I’ll fully admit, I’m not someone who dabbles even a little bit in Hollywood gossip. If I hear two celebrities are dating, I think “Good for them,” and move on. If I hear someone has come out of the closet, I’ll say “I hope they’re happy,” and probably never think about it again.
So when I sat down to watch the documentary Scotty and the Secret History of Hollywood, I was a bit leery of the subject matter.
But what the film reveals—as did Scotty Bowers’ revealing 2012 memoir, Full Service—is that Hollywood in the 1940s-50s was a parallel universe, existing right behind the one most of the world was familiar with. And Bowers serviced that world by simply making introductions and ensuring every one of his clients—gay and straight—was having their greatest desires met.
Some called him a pimp, and that isn’t far from the truth. But really, Scotty Bowers was a facilitator. He served in the Marines during World War II and saw many a lengthy, painful campaign on the battlefield. Upon returning home, he became friends and confidantes to a host of rich and famous types, as well as young, mostly gay men returning home from the service and looking to earn a little money. For $20 per introduction, Scotty set up shop in a gas station near the movie studios where he’d introduce handsome young men to the likes of Cary Grant, Walter Pidgeon, George Cukor, Rock Hudson, Cole Porter, Spencer Tracy, Charles Laughton, Montgomery Clift, and the list goes on. He also arranged straight or bi-sexual encounters (and took part in many as well, as he happily recounts a threesome with Lana Turner and Ava Gardner) for men and women. The detailed description of the arrangement that Tracy and Katherine Hepburn had is especially fascinating to hear.
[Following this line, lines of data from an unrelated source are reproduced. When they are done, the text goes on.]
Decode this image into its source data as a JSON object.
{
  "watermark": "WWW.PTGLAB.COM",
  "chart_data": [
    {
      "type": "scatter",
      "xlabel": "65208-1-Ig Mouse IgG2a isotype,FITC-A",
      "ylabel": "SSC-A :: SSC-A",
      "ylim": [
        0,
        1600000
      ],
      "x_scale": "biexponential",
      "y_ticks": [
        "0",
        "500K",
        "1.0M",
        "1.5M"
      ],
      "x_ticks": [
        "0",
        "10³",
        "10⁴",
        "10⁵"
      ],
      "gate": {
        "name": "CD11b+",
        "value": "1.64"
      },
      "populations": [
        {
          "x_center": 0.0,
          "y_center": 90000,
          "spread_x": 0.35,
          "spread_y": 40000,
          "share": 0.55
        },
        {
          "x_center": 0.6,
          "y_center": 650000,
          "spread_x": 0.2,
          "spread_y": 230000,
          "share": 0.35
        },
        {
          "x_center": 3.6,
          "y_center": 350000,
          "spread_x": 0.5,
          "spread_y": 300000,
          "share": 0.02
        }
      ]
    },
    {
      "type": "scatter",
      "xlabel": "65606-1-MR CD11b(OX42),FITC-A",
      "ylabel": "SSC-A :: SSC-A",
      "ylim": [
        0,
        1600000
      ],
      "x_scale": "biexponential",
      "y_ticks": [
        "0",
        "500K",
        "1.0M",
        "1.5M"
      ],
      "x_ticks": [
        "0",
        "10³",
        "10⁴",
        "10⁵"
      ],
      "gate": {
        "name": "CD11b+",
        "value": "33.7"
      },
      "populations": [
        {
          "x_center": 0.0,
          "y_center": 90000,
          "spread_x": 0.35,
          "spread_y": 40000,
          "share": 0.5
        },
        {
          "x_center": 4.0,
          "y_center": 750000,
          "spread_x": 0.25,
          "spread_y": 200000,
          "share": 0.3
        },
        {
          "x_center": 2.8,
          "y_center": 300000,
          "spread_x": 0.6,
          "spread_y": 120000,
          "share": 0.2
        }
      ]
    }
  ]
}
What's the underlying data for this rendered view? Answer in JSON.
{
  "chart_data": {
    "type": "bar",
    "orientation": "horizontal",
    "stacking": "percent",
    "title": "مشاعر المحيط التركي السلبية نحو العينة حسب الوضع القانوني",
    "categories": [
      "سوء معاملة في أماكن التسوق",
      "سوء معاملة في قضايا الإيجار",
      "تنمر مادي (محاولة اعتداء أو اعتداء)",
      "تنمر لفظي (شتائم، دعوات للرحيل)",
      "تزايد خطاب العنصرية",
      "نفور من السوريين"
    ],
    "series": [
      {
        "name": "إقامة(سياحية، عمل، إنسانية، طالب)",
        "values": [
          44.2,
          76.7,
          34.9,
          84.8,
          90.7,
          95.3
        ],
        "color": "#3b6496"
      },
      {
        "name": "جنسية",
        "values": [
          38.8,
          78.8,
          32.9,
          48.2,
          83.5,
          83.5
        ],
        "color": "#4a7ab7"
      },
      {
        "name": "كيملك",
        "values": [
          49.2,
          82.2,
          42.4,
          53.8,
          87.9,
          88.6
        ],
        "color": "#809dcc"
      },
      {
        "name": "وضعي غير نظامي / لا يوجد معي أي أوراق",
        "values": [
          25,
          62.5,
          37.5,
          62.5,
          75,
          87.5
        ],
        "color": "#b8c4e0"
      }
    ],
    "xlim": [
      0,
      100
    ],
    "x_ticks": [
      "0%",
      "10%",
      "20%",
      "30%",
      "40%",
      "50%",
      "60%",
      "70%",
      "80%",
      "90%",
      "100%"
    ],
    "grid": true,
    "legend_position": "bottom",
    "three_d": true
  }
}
But all of these activities had to be kept from the public eye and the prying pens of gossip magazines like Confidential, which frequently ran stories about gay or promiscuous celebrities that would ruin careers in an instant. Scotty avoided the usual gay bars and other more public meeting spots, simply going to the homes of the celebrities, where things could happen in private. Be warned: the language in the film can get pretty graphic; apparently Bowers doesn’t believe in euphemisms for sexual practices.
Using a nicely constructed combination of vintage footage and photos, along with new interviews with Bowers, we begin to piece together a life that included a childhood fondling by a neighbor (which he said he encouraged), sleeping with teachers as a teen (again, all with his consent), and other actions that are considered child abuse by current standards. They probably warped his sense of sexual conduct to the point where he believed any sexual encounter is a good thing. His book named names (and lots of them), and while some readers criticized him for outing various actors and filmmakers, most of those named in his book (those who are still alive) seem fine with his revelations.
Actor Stephen Fry has some of the most interesting perspectives on Bowers’ services and the importance he played in making gay men and women in Hollywood able to live as their true selves for at least part of the time, which was better than not at all. There’s a very sweet moment in the movie where Bowers watches as the Supreme Court’s announcement about legalizing gay marriage is read. He cries genuine tears as he thinks about how much easier life would have been for so many of his friends if this had been the reality 60-70 years earlier.
Director Matt Tyrnauer (Valentino: The Last Emperor) spends a great deal of time with Scotty and his current wife in their various properties and storage units filled with history and a great deal of clutter, and it becomes clear at a certain point in the film that Bowers is also a hoarder to the point where his wife is genuinely concerned with their well being. But Bowers treats his possessions like close friends, and he still knows how to pull himself together to attend a book signing or fancy social gathering (including a birthday party for him, complete with a penis-shaped cake). The film sheds light on shadowed behavior in an era of morals clauses in studio contracts and an underlying fear that existed in huge pockets of the entertainment industry. Beyond the great sex stories, Scotty and the Secret History of Hollywood is an often-moving time capsule of a period that valued both excess and secrets.
The film opens today at the Music Box Theatre.